Por supuesto, no tenía ni idea de quién era él ni del impacto que tendría en mi vida. Hoy, con su muerte, me doy cuenta de que sus libros me han acompañado como una especie de espejo literario. A veces incómodo, otras veces provocador, pero siempre presente.

Tenía 15 años cuando encontré La ciudad y los perros en la biblioteca nacional. Lo leí de una sentada, con asombro y desconcierto. Me pareció brutal, masculino, violento. Pero, no pude soltarlo. 

Fue mi despertar como lectora crítica. A través de esa novela, entendí que la literatura podía ser incómoda y aún así necesaria.

Cerca de cumplir 18 años, leí Conversación en La Catedral. No entendía mucho de política, pero sí comprendía la frustración, la podredumbre, la rabia que exudaban sus páginas.

 La famosa pregunta “¿En qué momento se jodió el Perú?” se volvió también mía.

Si mal no recuerdo, tenía unos 20, cuando llegó La tía Julia y el escribidor, a mi vida. Me hizo reír, y molestar. ¿Por qué las mujeres éramos siempre excéntricas, deseadas, satélites de los hombres geniales? 

Fue el inicio de una relación de amor y desencanto con Vargas Llosa. Admiraba su pluma, pero empezaba a ver las grietas de su mirada sobre nosotras.

A los 20, en mi último año de universidad, leí La guerra del fin del mundo, mi novio (de entonces) y yo debatíamos capítulo a capítulo, como si nos jugáramos algo más que ideas.
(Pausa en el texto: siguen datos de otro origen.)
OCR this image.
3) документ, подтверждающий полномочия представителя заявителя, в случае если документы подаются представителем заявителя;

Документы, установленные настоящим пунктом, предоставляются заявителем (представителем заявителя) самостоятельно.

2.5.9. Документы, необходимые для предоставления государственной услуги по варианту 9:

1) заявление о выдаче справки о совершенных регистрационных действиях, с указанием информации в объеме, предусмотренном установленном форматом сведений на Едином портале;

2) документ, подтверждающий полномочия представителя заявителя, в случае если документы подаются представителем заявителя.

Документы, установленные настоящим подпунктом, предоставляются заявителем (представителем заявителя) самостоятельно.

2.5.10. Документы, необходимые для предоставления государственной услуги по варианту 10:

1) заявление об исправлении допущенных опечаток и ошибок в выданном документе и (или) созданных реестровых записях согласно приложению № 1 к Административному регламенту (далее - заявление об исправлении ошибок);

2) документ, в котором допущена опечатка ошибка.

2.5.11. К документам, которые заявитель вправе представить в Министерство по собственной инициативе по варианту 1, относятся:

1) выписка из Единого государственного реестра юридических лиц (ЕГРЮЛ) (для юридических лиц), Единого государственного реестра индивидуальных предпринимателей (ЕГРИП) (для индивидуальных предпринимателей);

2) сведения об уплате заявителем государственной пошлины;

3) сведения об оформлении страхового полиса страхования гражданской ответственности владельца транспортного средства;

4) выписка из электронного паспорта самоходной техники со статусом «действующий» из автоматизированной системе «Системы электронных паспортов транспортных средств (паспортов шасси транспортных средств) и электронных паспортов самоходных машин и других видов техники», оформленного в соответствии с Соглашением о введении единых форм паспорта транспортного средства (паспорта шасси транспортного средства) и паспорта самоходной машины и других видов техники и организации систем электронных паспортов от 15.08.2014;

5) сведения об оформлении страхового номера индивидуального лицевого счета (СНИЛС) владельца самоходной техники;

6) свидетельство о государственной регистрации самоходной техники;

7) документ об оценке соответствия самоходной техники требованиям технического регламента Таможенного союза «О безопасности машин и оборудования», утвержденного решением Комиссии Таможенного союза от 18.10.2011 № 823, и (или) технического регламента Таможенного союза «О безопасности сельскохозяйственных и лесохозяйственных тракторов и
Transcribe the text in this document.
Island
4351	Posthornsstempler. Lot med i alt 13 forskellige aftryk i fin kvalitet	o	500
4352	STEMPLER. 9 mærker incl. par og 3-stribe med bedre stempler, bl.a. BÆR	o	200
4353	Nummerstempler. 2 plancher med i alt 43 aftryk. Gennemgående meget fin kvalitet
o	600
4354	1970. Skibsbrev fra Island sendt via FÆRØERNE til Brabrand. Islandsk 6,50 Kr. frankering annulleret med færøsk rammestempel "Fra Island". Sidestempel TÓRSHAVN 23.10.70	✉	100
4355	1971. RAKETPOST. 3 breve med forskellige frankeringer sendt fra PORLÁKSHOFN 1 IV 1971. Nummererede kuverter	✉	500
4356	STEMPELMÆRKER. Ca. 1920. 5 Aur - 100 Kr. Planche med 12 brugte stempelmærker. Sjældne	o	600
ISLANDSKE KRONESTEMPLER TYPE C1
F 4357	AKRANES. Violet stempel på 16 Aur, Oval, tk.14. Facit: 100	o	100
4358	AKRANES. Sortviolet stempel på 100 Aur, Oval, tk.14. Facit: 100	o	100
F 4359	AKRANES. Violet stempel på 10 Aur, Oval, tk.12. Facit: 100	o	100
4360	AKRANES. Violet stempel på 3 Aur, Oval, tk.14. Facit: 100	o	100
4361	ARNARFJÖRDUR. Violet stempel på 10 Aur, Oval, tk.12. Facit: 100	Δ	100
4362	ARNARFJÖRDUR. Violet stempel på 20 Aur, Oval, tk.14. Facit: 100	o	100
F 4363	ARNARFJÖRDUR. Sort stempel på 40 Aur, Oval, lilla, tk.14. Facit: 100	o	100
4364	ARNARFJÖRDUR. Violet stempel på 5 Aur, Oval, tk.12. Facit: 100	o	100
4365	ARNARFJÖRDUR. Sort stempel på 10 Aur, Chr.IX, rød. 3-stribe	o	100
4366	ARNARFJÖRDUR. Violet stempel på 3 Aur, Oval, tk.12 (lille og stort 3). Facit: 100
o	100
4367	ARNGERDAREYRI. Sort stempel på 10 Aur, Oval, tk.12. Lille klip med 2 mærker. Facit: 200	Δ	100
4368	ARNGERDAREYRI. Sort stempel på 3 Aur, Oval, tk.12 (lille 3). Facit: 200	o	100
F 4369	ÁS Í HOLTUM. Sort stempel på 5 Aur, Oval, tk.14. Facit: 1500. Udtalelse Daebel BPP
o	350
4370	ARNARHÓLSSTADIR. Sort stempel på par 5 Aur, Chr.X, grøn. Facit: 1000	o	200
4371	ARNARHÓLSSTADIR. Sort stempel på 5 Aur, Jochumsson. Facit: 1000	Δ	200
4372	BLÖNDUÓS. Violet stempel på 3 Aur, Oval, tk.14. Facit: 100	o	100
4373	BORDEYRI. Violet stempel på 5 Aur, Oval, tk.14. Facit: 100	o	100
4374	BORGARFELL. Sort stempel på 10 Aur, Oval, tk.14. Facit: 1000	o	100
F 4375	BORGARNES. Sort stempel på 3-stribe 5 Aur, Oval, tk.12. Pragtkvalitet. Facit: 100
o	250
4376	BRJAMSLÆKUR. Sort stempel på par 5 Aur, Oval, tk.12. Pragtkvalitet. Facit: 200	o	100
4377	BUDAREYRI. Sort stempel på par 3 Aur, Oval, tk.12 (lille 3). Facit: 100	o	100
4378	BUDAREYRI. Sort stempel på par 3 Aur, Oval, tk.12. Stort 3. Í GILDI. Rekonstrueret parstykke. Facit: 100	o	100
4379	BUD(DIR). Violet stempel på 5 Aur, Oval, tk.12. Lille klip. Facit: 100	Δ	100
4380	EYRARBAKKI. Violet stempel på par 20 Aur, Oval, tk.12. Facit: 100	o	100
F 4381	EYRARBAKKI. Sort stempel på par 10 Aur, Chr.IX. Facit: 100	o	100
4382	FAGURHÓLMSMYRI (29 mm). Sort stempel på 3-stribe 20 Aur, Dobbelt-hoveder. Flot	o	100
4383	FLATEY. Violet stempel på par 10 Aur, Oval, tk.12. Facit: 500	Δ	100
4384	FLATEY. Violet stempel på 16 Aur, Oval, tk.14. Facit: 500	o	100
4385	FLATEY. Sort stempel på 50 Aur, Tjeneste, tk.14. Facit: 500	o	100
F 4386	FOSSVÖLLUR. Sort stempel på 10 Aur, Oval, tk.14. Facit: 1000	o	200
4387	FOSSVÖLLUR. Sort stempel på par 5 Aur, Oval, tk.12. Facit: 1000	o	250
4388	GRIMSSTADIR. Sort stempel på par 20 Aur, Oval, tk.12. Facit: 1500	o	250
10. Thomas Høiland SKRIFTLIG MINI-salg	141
Fue mi lectura más intensa.

 El libro y la relación terminaron casi al mismo tiempo, dejándome una mezcla de fascinación y agotamiento.

No recuerdo si tenía 23 o 24 (casada y criando a mi hija mayor) cuando me refugié en El pez en el agua. 

No me caía bien el autor. Pero no podía dejar de leerlo. Su honestidad, aunque arrogante, me enfrentó a mis propias contradicciones. Por primera vez, lo leí como una mujer que también tenía su versión de la historia, no como discípula. 

A los 37, (embarazada de mi segunda hija) me regalé Travesuras de la niña mala. Me reflejó; Me vi en esa mujer libre y calculadora, pero también vulnerable. Fue una lectura incómoda, como cuando te miras al espejo y no sabes si te gusta lo que ves.

A los 51, terminé Tiempos recios. Ya no lo leía con pasión, sino con distancia. Me sorprendió que volviera a la región, que hablara de dictadores y golpes que aún nos duelen.  Por fin, sentí que hablábamos desde un lugar más cercano, aunque nunca del todo común.

Ahora que Mario Vargas Llosa ha muerto, siento que se fue alguien con quien crecí en combate: admirándolo, criticándolo, discutiéndolo. 

Una parte de mi vida como lectora (libre, contradictoria, rebelde) lleva su huella. No lo amé. No lo idealicé, y aún así lo leí casi toda mi vida. Y eso, aunque medio tóxico, es una forma de amor.